Helpringham St Andrew's Church History
Helpringham. It is a big village on the edge of the Fens, with red-tiled and slate-roofed cottages scattered on the edge of the fields, lining the broad highway, and gathered round the chestnuts on the green. At the heart of it is the medieval church of St Andrew, one of a splendid company for which the Kesteven area is famed.
The chancel, with its triplet east window and lovely trefoil-headed sedilia and piscina, comes from the closing years of the 13th-century. But the rest is younger-the tower, nave and aisles 14th-century, the clerestory and spire 15th. The west front is a splendid sight. The great buttresses of the tower climb to bold pinnacles which are linked by flying buttresses to the lofty crocketed spire.

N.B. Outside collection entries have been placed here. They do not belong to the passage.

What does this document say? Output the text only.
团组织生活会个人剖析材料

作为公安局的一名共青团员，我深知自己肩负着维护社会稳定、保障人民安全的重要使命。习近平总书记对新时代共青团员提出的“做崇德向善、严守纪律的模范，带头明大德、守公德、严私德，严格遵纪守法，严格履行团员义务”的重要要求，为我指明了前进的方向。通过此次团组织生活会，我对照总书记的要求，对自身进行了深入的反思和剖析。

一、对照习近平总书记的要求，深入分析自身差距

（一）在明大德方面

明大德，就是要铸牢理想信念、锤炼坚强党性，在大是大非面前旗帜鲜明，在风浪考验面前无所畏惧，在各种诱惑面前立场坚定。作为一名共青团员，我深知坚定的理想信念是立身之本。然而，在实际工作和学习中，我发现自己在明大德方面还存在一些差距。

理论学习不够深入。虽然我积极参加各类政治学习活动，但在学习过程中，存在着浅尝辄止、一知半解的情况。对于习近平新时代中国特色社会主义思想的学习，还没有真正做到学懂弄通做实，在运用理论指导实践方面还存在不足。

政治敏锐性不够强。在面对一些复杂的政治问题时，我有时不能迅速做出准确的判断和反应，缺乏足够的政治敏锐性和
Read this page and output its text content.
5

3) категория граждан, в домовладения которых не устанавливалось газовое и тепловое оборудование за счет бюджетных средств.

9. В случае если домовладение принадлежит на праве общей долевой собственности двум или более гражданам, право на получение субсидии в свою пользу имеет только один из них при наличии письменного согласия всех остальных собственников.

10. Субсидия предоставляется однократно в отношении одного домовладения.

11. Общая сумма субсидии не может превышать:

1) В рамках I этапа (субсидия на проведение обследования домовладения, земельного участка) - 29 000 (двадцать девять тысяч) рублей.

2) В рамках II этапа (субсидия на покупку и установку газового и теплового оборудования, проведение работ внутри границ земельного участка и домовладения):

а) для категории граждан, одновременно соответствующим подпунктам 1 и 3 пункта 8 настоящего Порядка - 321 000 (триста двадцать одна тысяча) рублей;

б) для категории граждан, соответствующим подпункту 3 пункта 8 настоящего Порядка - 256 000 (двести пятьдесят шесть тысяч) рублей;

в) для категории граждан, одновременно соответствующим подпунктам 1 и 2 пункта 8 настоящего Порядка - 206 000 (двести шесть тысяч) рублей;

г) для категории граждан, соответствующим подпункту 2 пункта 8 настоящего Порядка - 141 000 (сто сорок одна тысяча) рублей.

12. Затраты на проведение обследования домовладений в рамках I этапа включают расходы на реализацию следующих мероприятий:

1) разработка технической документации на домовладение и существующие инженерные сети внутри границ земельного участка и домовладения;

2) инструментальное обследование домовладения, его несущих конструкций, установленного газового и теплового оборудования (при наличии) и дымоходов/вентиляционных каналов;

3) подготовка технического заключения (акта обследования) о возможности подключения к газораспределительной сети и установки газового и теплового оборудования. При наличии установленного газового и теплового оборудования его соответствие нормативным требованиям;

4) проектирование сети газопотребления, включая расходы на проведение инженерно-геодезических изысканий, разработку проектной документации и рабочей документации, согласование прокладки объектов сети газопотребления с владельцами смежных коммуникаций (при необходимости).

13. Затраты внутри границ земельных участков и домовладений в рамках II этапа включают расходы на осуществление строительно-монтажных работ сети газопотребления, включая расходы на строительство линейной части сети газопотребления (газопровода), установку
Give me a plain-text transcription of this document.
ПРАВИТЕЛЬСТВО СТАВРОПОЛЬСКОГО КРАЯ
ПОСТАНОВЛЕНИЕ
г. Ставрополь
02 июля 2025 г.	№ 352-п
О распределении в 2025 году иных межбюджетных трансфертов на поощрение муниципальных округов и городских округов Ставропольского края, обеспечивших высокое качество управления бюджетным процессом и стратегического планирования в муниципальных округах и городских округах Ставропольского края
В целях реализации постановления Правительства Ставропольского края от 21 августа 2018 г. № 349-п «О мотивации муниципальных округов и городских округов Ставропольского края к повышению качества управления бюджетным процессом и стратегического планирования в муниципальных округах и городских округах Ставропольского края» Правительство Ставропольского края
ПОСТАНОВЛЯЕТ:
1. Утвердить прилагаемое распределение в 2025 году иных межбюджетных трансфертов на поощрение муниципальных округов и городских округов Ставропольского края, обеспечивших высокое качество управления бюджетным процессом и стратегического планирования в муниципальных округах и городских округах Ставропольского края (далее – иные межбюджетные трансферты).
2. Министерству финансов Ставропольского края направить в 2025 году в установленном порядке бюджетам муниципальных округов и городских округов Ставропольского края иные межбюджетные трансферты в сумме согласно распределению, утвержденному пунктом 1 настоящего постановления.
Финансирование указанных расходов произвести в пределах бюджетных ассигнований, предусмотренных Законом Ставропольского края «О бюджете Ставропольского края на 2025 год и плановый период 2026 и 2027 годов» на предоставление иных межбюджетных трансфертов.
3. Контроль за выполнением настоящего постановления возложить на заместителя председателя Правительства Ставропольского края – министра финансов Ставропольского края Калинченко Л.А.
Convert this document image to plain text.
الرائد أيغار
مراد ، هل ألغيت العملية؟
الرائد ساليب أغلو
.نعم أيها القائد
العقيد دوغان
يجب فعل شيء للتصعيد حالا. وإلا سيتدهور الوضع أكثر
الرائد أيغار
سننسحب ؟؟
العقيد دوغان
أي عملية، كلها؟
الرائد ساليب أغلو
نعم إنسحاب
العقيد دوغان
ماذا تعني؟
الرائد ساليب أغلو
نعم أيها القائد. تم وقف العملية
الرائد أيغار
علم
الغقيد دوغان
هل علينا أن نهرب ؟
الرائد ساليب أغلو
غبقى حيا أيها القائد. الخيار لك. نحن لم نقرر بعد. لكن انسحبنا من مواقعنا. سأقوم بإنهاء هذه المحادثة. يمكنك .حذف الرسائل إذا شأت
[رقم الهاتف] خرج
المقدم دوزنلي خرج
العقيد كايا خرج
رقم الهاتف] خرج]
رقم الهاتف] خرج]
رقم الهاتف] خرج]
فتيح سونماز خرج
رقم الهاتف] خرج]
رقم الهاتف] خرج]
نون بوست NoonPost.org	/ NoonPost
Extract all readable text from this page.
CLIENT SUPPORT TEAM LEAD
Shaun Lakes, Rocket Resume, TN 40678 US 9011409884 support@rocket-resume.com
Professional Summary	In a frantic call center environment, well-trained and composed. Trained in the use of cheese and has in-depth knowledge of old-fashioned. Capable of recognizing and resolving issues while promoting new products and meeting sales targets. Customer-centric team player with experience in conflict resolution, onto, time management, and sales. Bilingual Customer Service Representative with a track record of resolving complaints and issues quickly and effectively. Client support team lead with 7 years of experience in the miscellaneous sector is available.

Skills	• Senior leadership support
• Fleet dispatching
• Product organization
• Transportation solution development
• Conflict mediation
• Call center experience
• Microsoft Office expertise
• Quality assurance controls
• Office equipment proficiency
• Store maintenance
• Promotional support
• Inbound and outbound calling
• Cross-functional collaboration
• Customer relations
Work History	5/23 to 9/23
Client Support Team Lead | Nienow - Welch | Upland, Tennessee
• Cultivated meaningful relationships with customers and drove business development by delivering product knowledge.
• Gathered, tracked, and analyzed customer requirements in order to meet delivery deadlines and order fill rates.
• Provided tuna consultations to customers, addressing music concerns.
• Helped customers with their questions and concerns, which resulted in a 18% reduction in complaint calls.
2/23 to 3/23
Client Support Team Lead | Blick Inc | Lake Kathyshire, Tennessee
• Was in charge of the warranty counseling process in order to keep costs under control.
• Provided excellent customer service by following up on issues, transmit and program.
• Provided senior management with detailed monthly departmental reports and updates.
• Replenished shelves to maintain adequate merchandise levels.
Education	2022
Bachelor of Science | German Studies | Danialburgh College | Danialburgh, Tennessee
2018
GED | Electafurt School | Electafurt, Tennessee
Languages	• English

High pitched roofs of the aisles flank the steeple on either side, and fine windows and a lovely recessed doorway with four depths of moulding all add to the richness of architectural design.
The interior is also impressive, the tower opening to the nave and aisles with three great pointed arches, and the nave having four more arches on each side, resting on clustered columns and adorned with six little heads, a bishop and a king among them; higher still, the light streams in through eight clerestory windows. Both aisles have Aumbries and Piscinas (one of them graceful with trefoil-headed canopy and small heads of a man and a woman), and the 13th-century font is enriched with lancet arcading, nail head, and a rough carving of the Holy Lamb. In a turret at a corner of the nave is the stairway which led to the rood loft. There ia wonderful Passion Chapel Altar with a Triptic by AE Lemmon from the arts & crafts movement.
Old woodwork adds to the charm of this place. There are plain, workmanlike benches of the 16th-century in the nave, a simple oak pulpit a century younger, a 15th-century screen with seven traceried arches, and a chest with iron bands. Modern symbolical figures of Faith, Hope and Charity shine in the east window of the chancel, and the east window of the south aisle has an attractive picture of the Annunciation. Many of the windows are by Midlands artist & craftsman A E Lemmon (1889-1963), one of the unsung masters of stained glass from the early 1900’s. The distinctive windows have local scenes within them and were commissioned by a local farming family.